Compute monthly new subscribers and YoY deltas
Company: Intuit
Role: Data Scientist
Category: Data Manipulation (SQL/Python)
Difficulty: Medium
Interview Round: Technical Screen
Write a single SQL query that returns monthly counts of new subscribers starting at 2019-06, plus year-over-year (same-month prior year) comparisons. Treat a "new subscriber" as any company with a non-null subscription_date whose first (and only) subscription_date falls in that month. Include months with zero new subscribers. Return columns: month_start (DATE, first day of month), new_subscribers (INT), prior_year_new_subscribers (INT), yoy_abs_delta (INT), yoy_pct_delta (DECIMAL with 2 decimals; NULL if prior year is 0), and a flag is_partial_month (BOOLEAN) indicating whether the month is incomplete given the data watermark. The query must generate a proper month spine and perform a 12-month lag join, not rely on existing full-month rows. Assume the dataset may grow; do not hardcode end dates. Use subscription_date in UTC and explicitly truncate to month boundaries. Handle division-by-zero safely and ensure months with no data still appear with zeros. Schema to use and small sample data:
company
+------------+-------------+-------------------+------------------+
| company_id | signup_date | subscription_date | termination_date |
+------------+-------------+-------------------+------------------+
| 1 | 2019-05-20 | 2019-06-02 | 2020-01-10 |
| 2 | 2019-06-15 | 2019-06-20 | NULL |
| 3 | 2019-07-01 | 2019-07-05 | 2019-12-31 |
| 4 | 2020-06-10 | 2020-06-11 | NULL |
| 5 | 2020-06-30 | 2020-07-02 | NULL |
| 6 | 2020-07-15 | NULL | NULL |
+------------+-------------+-------------------+------------------+
Notes/constraints:
- Assume one row per company_id.
- Use the earliest available subscription_date per company_id (here it is unique already).
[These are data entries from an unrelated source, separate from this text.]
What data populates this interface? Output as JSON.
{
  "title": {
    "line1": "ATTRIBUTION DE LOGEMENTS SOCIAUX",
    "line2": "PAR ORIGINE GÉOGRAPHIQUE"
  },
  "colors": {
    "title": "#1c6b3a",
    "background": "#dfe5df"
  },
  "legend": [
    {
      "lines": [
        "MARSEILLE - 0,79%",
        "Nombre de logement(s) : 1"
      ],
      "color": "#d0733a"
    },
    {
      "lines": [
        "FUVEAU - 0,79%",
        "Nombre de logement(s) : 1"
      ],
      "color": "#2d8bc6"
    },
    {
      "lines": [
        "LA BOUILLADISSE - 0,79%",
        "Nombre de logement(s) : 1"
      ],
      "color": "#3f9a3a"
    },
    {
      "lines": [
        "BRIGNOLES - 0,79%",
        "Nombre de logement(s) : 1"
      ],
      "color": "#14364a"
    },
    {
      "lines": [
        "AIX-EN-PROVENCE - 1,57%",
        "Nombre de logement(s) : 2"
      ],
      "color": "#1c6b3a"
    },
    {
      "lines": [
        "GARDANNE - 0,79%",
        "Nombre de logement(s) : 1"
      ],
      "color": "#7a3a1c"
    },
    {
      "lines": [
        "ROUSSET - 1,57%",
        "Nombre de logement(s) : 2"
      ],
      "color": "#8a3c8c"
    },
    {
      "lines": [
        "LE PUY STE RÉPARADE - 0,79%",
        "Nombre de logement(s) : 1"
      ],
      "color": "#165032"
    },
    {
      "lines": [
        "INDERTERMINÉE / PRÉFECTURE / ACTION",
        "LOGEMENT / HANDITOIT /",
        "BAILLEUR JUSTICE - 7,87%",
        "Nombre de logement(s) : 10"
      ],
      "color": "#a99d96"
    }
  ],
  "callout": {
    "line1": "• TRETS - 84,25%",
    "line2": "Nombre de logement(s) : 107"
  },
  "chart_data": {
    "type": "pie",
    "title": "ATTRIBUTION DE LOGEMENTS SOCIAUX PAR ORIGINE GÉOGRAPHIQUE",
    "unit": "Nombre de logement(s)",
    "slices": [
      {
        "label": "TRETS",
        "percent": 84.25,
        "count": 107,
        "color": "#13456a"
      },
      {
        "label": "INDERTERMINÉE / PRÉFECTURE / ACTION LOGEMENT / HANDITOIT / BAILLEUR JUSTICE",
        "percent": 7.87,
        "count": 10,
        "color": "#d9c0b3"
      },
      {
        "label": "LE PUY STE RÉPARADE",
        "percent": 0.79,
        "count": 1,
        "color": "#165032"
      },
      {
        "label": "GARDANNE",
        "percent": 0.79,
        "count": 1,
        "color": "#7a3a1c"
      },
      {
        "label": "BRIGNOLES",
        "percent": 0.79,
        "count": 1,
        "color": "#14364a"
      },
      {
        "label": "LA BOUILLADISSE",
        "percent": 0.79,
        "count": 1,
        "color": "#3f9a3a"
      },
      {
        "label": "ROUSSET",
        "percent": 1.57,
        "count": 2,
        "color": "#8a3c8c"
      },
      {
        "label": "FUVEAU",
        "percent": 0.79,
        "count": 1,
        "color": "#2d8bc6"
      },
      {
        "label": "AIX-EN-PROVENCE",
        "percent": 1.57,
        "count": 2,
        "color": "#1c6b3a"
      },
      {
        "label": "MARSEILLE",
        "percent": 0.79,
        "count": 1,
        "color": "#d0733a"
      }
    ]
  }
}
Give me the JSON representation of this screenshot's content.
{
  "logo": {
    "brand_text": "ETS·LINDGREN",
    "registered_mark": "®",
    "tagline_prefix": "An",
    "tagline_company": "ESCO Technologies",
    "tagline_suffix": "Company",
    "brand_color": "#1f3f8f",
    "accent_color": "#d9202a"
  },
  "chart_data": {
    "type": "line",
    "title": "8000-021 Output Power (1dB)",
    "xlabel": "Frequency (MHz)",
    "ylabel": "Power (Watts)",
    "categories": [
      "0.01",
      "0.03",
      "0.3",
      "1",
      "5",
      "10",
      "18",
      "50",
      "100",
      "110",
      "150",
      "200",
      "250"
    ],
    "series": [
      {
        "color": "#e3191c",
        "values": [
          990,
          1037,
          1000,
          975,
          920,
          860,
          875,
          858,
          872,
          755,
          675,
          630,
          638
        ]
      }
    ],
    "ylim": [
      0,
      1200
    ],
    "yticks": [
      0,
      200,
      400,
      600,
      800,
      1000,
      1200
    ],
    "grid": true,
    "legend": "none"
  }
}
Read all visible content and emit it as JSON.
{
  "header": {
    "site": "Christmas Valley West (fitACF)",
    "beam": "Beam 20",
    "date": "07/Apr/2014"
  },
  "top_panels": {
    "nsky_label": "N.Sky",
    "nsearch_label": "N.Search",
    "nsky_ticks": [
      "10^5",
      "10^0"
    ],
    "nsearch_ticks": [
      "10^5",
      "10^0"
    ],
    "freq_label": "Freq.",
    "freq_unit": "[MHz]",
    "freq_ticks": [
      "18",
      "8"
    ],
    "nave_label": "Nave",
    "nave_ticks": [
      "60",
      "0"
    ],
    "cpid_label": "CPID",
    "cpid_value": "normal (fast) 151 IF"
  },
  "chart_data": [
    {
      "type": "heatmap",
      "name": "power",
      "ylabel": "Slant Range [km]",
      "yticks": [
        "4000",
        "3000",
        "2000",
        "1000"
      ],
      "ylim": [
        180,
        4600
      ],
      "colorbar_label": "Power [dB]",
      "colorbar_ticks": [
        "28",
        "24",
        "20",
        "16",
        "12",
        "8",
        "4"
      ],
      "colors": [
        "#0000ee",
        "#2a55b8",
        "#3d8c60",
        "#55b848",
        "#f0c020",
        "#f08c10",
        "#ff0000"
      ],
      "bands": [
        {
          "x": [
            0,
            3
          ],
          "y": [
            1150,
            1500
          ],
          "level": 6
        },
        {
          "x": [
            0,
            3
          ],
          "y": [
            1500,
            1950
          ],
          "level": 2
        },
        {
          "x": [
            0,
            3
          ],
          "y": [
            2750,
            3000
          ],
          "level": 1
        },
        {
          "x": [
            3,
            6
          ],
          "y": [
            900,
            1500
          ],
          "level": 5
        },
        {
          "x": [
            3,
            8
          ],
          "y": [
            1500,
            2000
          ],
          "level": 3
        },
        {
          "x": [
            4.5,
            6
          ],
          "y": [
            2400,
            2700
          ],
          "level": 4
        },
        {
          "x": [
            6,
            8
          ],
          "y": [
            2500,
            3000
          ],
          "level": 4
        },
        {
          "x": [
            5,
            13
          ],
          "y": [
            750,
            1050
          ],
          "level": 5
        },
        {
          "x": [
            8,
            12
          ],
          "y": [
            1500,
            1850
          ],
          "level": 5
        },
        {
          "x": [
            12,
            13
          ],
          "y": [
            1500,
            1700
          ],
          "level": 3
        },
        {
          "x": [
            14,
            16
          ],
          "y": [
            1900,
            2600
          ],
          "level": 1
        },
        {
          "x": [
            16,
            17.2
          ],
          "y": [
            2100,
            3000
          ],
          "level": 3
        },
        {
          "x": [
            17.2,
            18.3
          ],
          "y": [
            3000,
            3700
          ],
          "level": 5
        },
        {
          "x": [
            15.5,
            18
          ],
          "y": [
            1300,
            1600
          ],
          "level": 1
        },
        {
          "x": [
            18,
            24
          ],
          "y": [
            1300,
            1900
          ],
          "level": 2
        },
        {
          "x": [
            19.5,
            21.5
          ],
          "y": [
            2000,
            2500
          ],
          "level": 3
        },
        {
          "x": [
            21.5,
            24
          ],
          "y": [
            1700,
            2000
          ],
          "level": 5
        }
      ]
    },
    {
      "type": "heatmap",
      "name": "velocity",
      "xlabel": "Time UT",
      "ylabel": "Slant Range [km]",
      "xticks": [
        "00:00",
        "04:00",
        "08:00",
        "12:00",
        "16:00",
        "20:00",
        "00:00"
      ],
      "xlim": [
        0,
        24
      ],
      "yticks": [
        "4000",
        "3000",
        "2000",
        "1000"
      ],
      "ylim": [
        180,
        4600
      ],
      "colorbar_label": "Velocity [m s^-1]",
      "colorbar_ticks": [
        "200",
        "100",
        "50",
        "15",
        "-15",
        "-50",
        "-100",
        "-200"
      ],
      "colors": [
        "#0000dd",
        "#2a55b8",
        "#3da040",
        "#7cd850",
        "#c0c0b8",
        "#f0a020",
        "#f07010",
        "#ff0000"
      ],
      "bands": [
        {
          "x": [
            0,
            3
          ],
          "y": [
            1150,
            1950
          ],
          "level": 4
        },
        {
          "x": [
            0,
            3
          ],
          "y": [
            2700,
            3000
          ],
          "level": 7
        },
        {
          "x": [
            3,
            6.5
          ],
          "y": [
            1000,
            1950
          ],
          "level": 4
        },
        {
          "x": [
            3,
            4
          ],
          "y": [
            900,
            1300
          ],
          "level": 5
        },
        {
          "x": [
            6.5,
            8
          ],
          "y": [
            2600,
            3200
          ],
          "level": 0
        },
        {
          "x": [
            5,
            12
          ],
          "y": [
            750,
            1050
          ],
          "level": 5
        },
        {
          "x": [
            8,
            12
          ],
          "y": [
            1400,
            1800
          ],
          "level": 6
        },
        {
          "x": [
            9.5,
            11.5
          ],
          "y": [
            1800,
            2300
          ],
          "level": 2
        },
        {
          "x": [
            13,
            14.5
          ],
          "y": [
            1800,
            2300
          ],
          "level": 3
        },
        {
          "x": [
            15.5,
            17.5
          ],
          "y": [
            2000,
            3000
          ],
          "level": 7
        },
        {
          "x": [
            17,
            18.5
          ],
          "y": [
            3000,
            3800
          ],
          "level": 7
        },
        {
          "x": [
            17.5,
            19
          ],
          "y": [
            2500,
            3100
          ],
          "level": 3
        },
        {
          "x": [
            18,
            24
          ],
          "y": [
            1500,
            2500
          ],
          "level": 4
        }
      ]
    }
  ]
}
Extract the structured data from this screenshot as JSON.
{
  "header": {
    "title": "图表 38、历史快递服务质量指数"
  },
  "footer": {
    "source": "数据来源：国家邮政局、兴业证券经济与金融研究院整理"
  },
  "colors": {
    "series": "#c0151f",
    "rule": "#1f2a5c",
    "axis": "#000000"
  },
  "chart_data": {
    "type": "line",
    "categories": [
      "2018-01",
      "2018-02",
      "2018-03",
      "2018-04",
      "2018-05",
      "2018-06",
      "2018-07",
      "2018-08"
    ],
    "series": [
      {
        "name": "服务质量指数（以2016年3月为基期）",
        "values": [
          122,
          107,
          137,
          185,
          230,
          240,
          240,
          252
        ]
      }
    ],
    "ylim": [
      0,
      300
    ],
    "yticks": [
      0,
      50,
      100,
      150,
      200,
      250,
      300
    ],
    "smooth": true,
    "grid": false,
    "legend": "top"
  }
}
- Define data_watermark as the max(subscription_date) present; a month is partial if its last day > data_watermark.
- Start the spine at 2019-06-01 and end at the last month containing any subscription_date.
Quick Answer: This question evaluates proficiency in SQL time-series aggregation and cohort identification, including generating a month spine, computing year-over-year deltas, handling nulls and division-by-zero, and identifying partial months via a data watermark.